Similarweb data from January suggested that publisher referral traffic from ChatGPT had increased significantly over the previous six months, but remained tiny as an overall proportion of top news outlets’ referral traffic.
Roussel said The Times titles had tried to stave off the risk of readers accessing its journalism through chatbots by building a loyal direct audience.
“What we observe is that for readers who come ten plus times in the course of a month to our app, the propensity to churn [unsubscribe or fail to resubscribe] falls off a cliff… the more that we can encourage them to come back, the more likely they are to hang around with us and to enjoy our journalism.”
As well as the journalism product itself, Roussel said, the brands encouraged readers onto its platforms through “greater community elements, great commenting experiences… or additional tools like puzzles and games”.
At the same session Chris Moran, the head of editorial innovation at The Guardian, said he was not sure about newsrooms using AI “to effectively create endless, personalised versions of what we are producing… is that actually our purpose?”
He connected this question to the AI-driven personalisation and summarisation he thought was likely to occur in future on users’ individual smartphones and web browsers.
“Android phones and Apple phones are going to be serving people summaries first thing in the morning before too long… I think we have a lot of work to do to make the case to people about why we matter and why we are distinct from a synthetic piece of content that is not checked by a human and that, interestingly, as well, is not canonical.”

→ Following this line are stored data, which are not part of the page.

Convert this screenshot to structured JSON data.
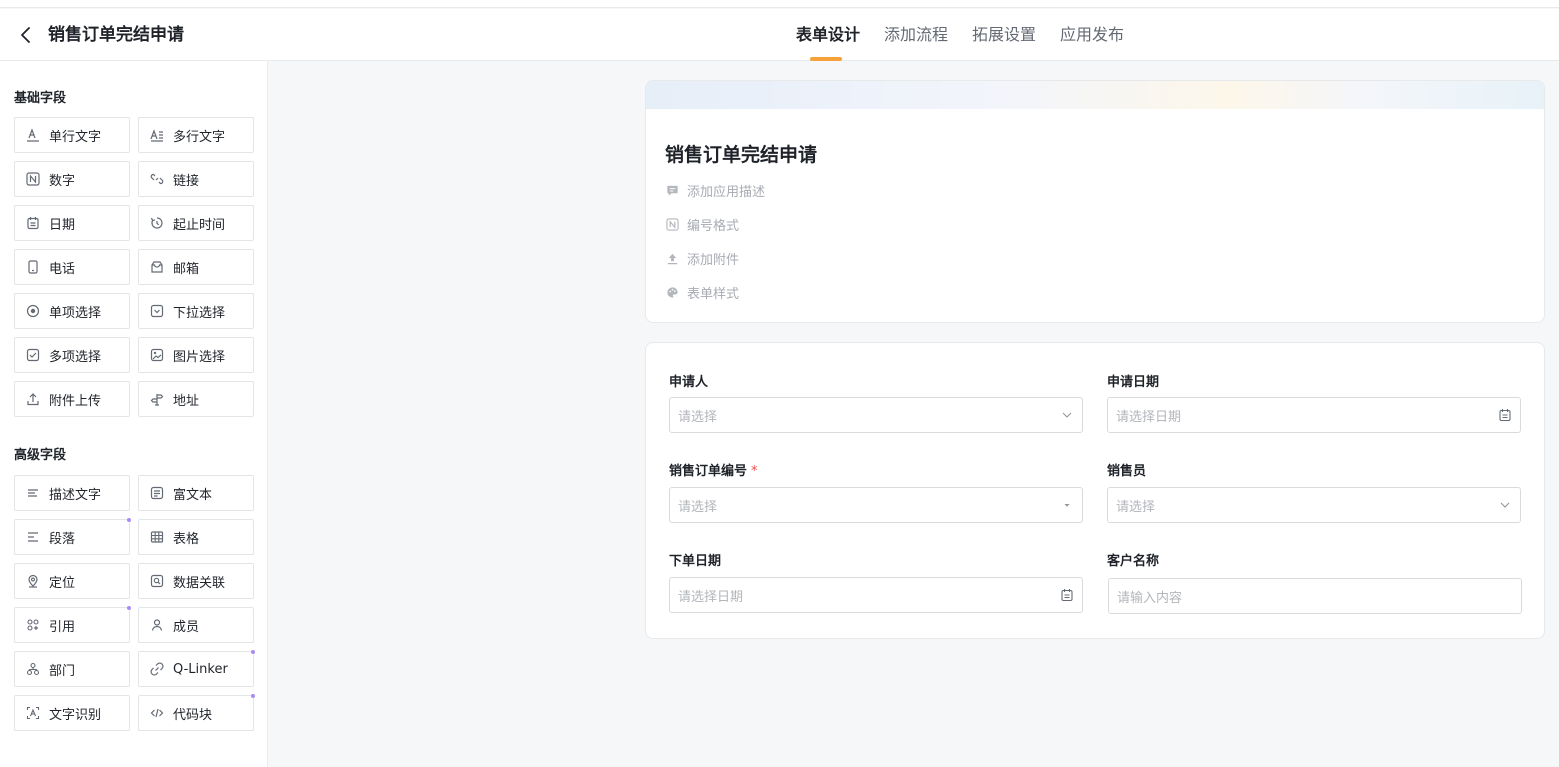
{
  "header": {
    "title": "销售订单完结申请",
    "tabs": [
      {
        "label": "表单设计",
        "active": true
      },
      {
        "label": "添加流程"
      },
      {
        "label": "拓展设置"
      },
      {
        "label": "应用发布"
      }
    ]
  },
  "sidebar": {
    "basic_title": "基础字段",
    "advanced_title": "高级字段",
    "basic": [
      {
        "label": "单行文字",
        "icon": "single-line-text-icon"
      },
      {
        "label": "多行文字",
        "icon": "multi-line-text-icon"
      },
      {
        "label": "数字",
        "icon": "number-icon"
      },
      {
        "label": "链接",
        "icon": "link-icon"
      },
      {
        "label": "日期",
        "icon": "calendar-icon"
      },
      {
        "label": "起止时间",
        "icon": "time-range-icon"
      },
      {
        "label": "电话",
        "icon": "phone-icon"
      },
      {
        "label": "邮箱",
        "icon": "mail-icon"
      },
      {
        "label": "单项选择",
        "icon": "radio-icon"
      },
      {
        "label": "下拉选择",
        "icon": "dropdown-icon"
      },
      {
        "label": "多项选择",
        "icon": "checkbox-icon"
      },
      {
        "label": "图片选择",
        "icon": "image-icon"
      },
      {
        "label": "附件上传",
        "icon": "upload-icon"
      },
      {
        "label": "地址",
        "icon": "address-icon"
      }
    ],
    "advanced": [
      {
        "label": "描述文字",
        "icon": "description-icon"
      },
      {
        "label": "富文本",
        "icon": "rich-text-icon"
      },
      {
        "label": "段落",
        "icon": "paragraph-icon"
      },
      {
        "label": "表格",
        "icon": "table-icon"
      },
      {
        "label": "定位",
        "icon": "location-icon"
      },
      {
        "label": "数据关联",
        "icon": "data-link-icon"
      },
      {
        "label": "引用",
        "icon": "reference-icon"
      },
      {
        "label": "成员",
        "icon": "member-icon"
      },
      {
        "label": "部门",
        "icon": "department-icon"
      },
      {
        "label": "Q-Linker",
        "icon": "q-linker-icon"
      },
      {
        "label": "文字识别",
        "icon": "ocr-icon"
      },
      {
        "label": "代码块",
        "icon": "code-icon"
      }
    ]
  },
  "form_header": {
    "title": "销售订单完结申请",
    "actions": [
      {
        "label": "添加应用描述",
        "icon": "comment-icon"
      },
      {
        "label": "编号格式",
        "icon": "number-format-icon"
      },
      {
        "label": "添加附件",
        "icon": "attachment-upload-icon"
      },
      {
        "label": "表单样式",
        "icon": "palette-icon"
      }
    ]
  },
  "form": {
    "fields": [
      {
        "label": "申请人",
        "placeholder": "请选择",
        "suffix": "chevron-down-icon"
      },
      {
        "label": "申请日期",
        "placeholder": "请选择日期",
        "suffix": "calendar-icon"
      },
      {
        "label": "销售订单编号",
        "required_mark": "*",
        "placeholder": "请选择",
        "suffix": "caret-down-icon"
      },
      {
        "label": "销售员",
        "placeholder": "请选择",
        "suffix": "chevron-down-icon"
      },
      {
        "label": "下单日期",
        "placeholder": "请选择日期",
        "suffix": "calendar-icon"
      },
      {
        "label": "客户名称",
        "placeholder": "请输入内容"
      }
    ]
  },
  "colors": {
    "accent": "#f7a13b",
    "required": "#f54a45",
    "new_dot": "#a98cf2"
  }
}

Moran elaborated on the idea of “canonical” news by citing a well-publicised incident in which an Apple Intelligence summary of a BBC News headline told a user that Luigi Mangione, the man accused of shooting health insurance boss Brian Thomspon, had shot himself.
Moran said: “We’re moving into an area where everybody can agree what The Guardian or The Times or The Sun has published, and we can be held accountable to it, into an era where only you are seeing what this thing is telling you, and it might be wrong. And there isn’t any accountability…

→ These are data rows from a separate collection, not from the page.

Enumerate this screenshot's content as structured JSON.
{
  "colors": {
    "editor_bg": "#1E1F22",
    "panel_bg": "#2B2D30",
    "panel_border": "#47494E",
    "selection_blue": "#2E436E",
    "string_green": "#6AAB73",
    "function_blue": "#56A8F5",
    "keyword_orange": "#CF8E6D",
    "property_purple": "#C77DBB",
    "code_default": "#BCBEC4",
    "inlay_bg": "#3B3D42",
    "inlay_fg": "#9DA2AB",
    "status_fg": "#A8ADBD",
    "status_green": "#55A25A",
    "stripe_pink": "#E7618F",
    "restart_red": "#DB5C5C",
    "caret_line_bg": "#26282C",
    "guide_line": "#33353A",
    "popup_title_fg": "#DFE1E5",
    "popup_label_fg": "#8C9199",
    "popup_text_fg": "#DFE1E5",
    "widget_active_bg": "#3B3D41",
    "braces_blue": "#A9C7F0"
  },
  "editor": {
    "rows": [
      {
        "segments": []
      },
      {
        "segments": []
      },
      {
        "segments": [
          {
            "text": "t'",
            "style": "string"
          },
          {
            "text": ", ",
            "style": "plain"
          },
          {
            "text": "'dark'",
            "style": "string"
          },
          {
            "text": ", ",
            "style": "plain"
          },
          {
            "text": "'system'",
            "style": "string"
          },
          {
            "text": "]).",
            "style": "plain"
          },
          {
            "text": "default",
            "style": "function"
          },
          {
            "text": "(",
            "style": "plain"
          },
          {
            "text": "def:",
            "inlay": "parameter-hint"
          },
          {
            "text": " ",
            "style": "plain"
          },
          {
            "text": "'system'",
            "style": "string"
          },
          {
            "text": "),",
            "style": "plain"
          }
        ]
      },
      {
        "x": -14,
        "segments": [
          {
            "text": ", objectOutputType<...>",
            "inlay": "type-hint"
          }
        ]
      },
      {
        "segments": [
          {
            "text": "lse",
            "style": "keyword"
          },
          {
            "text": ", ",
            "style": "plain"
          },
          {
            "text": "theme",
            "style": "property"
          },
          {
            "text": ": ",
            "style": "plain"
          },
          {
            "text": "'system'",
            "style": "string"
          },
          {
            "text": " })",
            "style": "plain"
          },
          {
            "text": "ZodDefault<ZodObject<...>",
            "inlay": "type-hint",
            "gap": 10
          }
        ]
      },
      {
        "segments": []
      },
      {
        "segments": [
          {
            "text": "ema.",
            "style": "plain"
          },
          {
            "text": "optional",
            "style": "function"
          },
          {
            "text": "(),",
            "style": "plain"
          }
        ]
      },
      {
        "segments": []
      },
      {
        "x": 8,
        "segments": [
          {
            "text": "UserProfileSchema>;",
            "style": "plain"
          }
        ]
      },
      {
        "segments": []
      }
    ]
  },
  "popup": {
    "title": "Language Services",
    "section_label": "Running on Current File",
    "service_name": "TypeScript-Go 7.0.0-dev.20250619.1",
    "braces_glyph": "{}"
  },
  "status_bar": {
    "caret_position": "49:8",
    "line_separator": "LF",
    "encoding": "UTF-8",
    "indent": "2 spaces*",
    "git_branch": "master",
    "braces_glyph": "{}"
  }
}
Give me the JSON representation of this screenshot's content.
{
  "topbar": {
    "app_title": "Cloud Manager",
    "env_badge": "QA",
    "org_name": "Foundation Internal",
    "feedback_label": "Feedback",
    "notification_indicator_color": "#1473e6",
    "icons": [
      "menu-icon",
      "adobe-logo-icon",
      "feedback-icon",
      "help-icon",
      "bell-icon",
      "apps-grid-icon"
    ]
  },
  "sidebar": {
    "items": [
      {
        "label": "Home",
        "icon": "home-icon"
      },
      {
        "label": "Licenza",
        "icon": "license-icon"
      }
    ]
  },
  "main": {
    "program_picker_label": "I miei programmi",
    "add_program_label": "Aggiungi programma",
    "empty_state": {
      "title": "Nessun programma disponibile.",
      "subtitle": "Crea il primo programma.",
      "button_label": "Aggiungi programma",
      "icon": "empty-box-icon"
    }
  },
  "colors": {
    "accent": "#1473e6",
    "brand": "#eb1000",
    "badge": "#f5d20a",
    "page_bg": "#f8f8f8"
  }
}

“Not only no accountability, but because it is endlessly personalisable you can’t even see it. And I think we have to start having a conversation about what the damage that can do to the public is – not just us. But it can be a difficult kind of position to push because it’s very easy to be identified as a Luddite.”
He said AI was “something we absolutely have to be on top of. We have to identify where we can use them to help all of our journalists to do their work better and more efficiently, and so on.
“But I don’t think the only response to this threat is to adopt AI.”
Nadine Forshaw, the editorial innovation lead at The Sun, said she thought these flaws in AI news summarisation would ultimately influence user appetite.
“At some point, over time, that habit is going to shift,” she said. “Because the public aren’t stupid. They are going to consume news on these platforms, and then at some point, they’re going to get burned. They’re going to read something that wasn’t true and they’re going to lose some faith.
“And that’s when we need to be there for them to come to us directly and be that authority on these topics.”